To give your readers moments of analysis and reorientation, you seem to have borrowed the tactic Greene used in the garden. She drew from the zigzagging filigree of desert plants to create areas of scrutiny and contemplation. Is your book the literary companion to the garden’s architectural plan?

It may be that, yes. I imagine as Isabelle drew by hand the plans for the Valentine Garden, pieces of which are reproduced in the book, that she was thinking, I want the path to go this way, and oh, that would be fun, to have the horizontal branching of the espaliered white bauhinia playing against the horizontal line of the top of the white wall. I imagine her laboring to make the design sound and throwing in some animating “clues” like the parallel white layers, which she explained to me that only some people would recognize but everyone would feel. Likewise, I built a foundation of sense—pieces of landscape theory, descriptions of place, sections named as refuge or view—and then in other places worked language into a vortex of experience. There are many quotes from Isabelle in the book. I’m remembering one about space-making that seems to relate to this matter of distinct moments: “Low where I want you to feel welcome, and then high to cradle you.”

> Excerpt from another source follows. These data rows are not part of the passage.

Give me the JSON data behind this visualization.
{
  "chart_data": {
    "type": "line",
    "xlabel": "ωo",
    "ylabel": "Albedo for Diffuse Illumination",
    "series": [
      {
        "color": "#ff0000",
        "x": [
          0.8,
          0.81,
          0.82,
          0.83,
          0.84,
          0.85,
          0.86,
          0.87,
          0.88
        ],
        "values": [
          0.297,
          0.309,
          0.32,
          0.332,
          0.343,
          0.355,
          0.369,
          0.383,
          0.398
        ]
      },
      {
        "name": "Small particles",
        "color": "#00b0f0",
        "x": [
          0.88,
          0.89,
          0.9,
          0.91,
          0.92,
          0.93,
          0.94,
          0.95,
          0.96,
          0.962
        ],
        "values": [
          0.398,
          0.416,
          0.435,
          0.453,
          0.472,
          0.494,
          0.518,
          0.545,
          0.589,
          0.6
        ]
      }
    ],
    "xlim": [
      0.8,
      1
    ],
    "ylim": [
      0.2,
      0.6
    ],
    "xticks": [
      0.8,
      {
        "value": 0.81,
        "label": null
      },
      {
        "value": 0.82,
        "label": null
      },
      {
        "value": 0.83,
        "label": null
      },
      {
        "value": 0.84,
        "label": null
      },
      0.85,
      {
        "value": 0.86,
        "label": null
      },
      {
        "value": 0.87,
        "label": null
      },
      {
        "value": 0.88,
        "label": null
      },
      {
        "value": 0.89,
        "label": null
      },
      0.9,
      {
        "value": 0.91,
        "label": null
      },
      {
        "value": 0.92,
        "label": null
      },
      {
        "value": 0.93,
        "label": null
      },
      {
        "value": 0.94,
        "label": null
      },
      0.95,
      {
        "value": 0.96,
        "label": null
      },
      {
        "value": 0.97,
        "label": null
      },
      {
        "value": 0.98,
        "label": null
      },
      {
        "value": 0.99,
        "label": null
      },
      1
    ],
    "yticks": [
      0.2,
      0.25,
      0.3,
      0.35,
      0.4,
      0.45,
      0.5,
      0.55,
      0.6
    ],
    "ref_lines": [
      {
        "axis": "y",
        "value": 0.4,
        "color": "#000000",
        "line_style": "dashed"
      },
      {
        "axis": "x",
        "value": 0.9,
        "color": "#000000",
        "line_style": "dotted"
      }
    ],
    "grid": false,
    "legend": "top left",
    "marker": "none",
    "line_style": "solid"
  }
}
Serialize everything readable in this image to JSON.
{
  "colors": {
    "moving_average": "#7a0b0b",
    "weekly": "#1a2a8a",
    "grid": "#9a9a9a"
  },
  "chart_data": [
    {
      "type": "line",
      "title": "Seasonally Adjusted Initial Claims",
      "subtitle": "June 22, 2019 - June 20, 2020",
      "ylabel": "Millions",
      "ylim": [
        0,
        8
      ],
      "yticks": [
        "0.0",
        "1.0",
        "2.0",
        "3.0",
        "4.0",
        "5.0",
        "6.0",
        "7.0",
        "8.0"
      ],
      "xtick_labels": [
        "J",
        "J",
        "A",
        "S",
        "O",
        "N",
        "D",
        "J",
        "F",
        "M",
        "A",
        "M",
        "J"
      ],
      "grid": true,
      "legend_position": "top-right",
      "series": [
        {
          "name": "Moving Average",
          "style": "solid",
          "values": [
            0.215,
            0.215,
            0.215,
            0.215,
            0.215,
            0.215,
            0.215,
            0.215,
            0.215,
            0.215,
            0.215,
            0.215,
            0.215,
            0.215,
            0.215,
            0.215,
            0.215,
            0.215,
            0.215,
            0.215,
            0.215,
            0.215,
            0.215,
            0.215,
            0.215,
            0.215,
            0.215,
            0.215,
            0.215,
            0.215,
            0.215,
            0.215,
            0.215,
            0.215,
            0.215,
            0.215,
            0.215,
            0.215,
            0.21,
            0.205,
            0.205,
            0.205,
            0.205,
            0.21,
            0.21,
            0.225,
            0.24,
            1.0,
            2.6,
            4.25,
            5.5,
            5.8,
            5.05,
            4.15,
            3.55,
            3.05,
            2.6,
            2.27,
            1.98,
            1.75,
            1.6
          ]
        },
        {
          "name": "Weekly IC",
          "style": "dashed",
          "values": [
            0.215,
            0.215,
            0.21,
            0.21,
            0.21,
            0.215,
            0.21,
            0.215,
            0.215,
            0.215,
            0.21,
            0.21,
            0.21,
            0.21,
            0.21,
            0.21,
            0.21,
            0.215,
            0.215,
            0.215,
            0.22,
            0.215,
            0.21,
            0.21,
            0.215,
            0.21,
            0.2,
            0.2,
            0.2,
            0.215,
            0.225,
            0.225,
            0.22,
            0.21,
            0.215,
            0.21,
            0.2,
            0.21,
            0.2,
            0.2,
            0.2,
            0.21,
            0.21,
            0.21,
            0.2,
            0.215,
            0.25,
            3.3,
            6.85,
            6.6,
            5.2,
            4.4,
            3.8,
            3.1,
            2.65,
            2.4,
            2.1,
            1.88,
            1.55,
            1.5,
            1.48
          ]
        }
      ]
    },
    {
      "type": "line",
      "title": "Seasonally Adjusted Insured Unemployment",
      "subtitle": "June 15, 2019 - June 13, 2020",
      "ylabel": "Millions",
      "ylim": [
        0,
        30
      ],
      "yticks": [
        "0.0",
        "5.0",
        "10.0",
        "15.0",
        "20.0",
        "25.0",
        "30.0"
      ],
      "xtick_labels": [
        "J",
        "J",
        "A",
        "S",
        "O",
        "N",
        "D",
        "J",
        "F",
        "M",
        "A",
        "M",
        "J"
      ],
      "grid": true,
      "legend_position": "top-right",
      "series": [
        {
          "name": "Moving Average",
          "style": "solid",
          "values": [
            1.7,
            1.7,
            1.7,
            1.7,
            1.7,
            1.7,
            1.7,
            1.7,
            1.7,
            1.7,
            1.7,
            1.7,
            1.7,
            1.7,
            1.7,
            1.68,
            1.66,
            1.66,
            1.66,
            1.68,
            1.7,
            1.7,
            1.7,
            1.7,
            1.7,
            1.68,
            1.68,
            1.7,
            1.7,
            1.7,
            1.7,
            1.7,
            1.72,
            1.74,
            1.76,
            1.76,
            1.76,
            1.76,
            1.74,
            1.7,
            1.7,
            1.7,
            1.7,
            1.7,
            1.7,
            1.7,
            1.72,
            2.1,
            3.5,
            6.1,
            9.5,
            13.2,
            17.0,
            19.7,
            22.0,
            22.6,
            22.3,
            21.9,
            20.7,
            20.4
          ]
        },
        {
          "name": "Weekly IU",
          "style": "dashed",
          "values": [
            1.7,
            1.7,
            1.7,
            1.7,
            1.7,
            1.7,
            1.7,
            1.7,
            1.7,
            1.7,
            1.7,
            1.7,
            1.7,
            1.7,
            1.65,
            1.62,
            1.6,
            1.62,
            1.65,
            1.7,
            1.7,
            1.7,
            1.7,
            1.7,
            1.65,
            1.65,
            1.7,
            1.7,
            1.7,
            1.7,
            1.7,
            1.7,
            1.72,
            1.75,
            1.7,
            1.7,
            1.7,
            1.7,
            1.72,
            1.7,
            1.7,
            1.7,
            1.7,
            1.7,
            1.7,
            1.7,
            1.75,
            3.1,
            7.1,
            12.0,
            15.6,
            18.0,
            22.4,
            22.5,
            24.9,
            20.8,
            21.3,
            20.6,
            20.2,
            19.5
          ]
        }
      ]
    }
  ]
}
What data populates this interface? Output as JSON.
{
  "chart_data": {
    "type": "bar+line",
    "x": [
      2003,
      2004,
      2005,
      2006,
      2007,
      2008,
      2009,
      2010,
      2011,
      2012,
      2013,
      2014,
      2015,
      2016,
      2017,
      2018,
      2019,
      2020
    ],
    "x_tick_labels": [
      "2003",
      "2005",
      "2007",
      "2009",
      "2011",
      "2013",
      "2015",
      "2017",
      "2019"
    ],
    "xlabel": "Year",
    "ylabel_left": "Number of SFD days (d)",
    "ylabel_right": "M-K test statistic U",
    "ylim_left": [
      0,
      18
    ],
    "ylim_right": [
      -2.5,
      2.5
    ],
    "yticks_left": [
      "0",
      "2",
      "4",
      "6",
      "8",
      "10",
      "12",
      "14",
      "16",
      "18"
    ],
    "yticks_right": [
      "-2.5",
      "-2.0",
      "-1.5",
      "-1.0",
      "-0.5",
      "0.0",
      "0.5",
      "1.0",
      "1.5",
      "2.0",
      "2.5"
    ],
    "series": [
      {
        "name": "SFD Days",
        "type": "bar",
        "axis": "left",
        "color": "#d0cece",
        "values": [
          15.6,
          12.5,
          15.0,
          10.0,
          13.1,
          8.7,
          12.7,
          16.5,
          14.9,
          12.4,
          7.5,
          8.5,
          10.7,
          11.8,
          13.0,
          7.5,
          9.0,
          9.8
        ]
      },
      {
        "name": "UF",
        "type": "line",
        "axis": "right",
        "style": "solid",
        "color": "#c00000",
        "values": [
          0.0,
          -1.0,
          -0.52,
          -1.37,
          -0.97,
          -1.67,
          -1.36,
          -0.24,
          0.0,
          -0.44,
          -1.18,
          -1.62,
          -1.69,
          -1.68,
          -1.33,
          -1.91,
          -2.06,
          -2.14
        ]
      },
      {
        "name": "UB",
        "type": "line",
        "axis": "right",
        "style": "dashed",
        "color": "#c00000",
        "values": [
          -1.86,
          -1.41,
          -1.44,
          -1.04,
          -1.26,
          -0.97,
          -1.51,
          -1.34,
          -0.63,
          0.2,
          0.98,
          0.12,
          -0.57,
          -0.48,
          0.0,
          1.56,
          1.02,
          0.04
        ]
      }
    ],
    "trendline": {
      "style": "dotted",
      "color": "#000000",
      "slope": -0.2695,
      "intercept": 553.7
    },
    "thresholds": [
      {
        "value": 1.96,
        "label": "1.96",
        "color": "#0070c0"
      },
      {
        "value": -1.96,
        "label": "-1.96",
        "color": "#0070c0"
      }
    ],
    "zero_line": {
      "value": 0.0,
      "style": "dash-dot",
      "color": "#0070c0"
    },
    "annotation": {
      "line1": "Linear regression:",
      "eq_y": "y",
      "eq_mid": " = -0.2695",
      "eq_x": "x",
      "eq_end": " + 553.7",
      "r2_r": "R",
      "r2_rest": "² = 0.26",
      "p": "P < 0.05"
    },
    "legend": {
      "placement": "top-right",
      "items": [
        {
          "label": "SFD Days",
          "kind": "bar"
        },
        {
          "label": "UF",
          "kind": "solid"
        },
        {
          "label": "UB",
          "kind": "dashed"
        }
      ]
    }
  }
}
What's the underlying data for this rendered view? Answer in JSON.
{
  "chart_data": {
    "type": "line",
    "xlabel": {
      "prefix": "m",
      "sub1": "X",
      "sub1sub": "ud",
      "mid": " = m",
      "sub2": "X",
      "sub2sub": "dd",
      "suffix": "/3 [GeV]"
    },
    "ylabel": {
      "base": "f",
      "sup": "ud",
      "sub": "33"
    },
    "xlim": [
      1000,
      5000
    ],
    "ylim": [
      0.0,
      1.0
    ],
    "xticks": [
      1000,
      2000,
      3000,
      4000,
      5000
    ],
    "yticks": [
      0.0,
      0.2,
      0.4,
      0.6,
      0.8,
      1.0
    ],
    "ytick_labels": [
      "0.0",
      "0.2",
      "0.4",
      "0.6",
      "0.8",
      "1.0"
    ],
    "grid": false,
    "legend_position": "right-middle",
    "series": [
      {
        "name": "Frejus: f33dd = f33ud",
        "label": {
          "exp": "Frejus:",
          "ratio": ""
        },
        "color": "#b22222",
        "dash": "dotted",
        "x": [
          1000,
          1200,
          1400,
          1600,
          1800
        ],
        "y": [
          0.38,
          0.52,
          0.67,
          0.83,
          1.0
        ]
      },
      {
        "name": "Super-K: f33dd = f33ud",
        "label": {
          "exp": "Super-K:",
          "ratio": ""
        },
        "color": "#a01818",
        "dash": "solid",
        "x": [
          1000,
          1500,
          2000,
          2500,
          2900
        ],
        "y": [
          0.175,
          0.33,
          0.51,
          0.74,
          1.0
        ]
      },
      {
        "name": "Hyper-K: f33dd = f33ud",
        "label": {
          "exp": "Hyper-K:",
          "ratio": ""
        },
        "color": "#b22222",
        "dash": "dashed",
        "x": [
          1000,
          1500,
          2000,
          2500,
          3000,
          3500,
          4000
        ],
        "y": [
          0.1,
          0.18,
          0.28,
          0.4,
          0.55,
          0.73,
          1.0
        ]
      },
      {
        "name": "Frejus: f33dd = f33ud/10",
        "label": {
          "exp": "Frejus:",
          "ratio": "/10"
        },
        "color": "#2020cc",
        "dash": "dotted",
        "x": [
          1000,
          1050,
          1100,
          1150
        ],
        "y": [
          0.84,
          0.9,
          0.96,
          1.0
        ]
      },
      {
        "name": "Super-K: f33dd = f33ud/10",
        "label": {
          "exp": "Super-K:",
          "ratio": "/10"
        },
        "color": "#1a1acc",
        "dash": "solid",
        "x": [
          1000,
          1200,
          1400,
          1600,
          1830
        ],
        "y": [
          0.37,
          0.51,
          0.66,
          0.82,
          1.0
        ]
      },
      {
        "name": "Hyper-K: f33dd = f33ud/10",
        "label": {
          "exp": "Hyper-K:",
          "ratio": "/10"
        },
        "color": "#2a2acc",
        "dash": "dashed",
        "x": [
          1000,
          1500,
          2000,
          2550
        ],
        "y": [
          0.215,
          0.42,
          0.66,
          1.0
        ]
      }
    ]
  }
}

What is the message that you would like to give our readers that may inspire them to make a difference?

Philosopher Alva Noë believes human consciousness does not reside in our heads but is something we do—in the present in response to the world, which shows up for it. Plato believed that nothing deserved to be called beautiful unless it compelled the viewer to care for it or others. What does a landscape look like that encourages a visitor to step out into the world, alert and superalive, and ready to care more about something?